As seventh grade begins, they are lost – much of them disappears, the familiar, easy childlike demeanor, the trust that they wander through life with, the curiosity and excitement. They are possessed by this other being – perhaps it is hormones, or just some other type of internal struggle, but for a year I watch as they come into class filled with a nervous energy, reluctant to sit down, easily angered, defensive about everything. They struggle to have a conversation without raising their voice, and seem to genuinely have no control over themselves.

Then, slowly, at different points for them all, they make peace. They settle into themselves, and they once again resemble people. To an outsider you may not see it, but I watch as a level of calm has begun to slowly rest on my students.

For a year or two they have disappeared, causing their parents to come in perplexed, claiming that they don’t know what has happened to their child – they can’t imagine why they are acting this way, this is nothing like the son/daughter that they raised. I used to not believe them – I thought they were trying to escape responsibility – which perhaps many of them are.

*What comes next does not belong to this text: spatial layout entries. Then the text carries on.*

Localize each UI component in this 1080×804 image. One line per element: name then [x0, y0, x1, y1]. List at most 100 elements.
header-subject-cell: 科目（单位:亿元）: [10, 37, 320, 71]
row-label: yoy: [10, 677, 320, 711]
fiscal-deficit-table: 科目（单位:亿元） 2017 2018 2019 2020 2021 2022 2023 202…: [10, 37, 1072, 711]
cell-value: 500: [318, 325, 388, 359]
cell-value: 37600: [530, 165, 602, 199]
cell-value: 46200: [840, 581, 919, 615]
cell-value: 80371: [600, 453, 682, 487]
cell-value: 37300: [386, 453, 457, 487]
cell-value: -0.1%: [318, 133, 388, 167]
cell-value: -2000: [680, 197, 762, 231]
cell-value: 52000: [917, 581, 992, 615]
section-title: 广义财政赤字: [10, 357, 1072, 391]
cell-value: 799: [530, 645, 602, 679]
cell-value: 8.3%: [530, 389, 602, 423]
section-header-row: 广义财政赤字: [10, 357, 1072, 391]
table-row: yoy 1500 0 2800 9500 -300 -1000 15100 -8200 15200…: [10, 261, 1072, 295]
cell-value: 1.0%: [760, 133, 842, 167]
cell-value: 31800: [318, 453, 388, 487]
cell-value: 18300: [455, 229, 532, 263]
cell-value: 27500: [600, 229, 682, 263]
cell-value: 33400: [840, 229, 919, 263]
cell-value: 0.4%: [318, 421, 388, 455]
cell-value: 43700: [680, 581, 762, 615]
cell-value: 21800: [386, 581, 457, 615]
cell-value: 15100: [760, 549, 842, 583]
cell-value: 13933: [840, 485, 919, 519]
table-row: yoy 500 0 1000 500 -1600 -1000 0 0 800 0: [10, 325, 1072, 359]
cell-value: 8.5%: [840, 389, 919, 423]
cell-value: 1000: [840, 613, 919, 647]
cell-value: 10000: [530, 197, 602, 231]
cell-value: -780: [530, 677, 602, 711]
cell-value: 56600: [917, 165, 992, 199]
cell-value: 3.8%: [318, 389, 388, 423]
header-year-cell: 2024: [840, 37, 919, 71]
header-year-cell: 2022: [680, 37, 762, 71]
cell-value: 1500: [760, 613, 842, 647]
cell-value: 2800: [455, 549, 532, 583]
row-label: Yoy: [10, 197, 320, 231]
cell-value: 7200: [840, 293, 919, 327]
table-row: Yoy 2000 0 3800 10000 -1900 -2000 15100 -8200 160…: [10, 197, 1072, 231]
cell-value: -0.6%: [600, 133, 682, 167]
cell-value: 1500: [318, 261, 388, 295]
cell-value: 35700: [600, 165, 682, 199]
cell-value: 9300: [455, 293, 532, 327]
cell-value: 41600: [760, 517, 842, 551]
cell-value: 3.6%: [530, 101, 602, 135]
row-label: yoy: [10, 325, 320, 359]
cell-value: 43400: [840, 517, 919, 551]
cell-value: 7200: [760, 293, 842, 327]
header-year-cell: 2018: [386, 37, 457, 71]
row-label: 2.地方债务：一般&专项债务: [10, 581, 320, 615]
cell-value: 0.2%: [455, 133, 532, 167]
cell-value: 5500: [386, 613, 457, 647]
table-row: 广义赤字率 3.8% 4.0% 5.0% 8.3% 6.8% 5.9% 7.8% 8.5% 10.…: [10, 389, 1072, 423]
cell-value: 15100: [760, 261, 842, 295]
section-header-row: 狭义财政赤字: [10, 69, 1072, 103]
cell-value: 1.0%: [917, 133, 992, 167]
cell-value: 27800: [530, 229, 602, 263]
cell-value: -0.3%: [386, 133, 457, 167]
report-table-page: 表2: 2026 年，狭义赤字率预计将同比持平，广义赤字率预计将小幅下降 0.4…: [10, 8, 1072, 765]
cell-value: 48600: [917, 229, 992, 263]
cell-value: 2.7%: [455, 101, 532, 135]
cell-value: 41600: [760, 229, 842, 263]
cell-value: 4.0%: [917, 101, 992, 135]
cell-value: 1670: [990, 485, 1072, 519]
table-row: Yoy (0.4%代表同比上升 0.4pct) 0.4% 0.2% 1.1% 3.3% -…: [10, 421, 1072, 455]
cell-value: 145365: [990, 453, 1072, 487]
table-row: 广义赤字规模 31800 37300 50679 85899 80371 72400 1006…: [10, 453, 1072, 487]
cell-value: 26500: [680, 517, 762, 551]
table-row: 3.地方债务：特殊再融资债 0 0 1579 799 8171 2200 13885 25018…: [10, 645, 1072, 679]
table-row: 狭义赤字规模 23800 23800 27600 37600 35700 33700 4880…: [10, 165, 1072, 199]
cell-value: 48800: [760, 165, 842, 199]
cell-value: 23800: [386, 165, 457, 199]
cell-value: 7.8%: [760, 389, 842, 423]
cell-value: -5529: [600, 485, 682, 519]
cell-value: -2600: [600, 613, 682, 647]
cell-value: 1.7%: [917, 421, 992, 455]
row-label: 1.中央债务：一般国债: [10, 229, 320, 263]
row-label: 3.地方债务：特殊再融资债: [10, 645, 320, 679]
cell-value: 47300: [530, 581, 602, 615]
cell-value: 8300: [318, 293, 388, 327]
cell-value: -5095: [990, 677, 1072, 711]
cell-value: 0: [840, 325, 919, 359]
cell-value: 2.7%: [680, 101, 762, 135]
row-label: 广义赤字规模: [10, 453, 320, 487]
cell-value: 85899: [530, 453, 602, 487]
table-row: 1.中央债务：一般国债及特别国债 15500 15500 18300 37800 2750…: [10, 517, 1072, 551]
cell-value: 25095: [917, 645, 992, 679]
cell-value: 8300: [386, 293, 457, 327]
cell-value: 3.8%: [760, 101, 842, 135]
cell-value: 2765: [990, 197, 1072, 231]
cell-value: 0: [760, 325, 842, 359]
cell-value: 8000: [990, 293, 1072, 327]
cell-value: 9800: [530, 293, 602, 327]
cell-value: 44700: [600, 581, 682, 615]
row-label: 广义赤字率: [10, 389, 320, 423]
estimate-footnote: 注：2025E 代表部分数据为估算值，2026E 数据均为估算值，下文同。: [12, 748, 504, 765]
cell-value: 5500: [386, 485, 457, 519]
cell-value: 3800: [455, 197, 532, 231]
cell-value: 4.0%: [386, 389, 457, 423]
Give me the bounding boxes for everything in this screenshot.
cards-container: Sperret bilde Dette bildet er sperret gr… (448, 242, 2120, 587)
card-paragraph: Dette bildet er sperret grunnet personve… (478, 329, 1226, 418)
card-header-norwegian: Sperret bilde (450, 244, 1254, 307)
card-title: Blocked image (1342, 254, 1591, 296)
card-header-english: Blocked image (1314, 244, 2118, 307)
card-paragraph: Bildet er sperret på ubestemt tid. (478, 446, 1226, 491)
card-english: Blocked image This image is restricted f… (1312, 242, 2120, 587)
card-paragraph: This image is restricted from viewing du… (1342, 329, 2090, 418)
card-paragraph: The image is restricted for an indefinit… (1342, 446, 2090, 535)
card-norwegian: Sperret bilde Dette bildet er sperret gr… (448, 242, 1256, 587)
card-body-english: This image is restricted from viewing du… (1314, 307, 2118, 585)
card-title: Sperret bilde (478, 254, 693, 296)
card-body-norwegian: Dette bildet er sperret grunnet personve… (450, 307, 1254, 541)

But I have see 6th graders turn into seventh graders, and become lost in this struggle to figure out who they are now that their body has been warped by puberty, and their friends have shot up at various speeds, and their interests have diverged and reunited. They are lost in a mess of 2 day relationships, classes that require more work, more thinking, peers that are getting into a lot of trouble, choices that they suddenly realize are theirs – not their parents’ – to make.

And then I watch seventh graders grow into eighth graders, and very slowly realize that they are still themselves, that they are not kids anymore, and that that’s okay. They discover themselves as some sort of individual, and begin to view the choices they make as a privilege rather than a burden. It is as though they have killed that beast that lurks within them.

Surely there is much more growing up to do – there will be many more struggles, many more opportunities for self-discovery and development. But this is the first, and the hardest, and as I look around my eighth grade class, I see that some of them are emerging with a sense of self that they didn’t have before.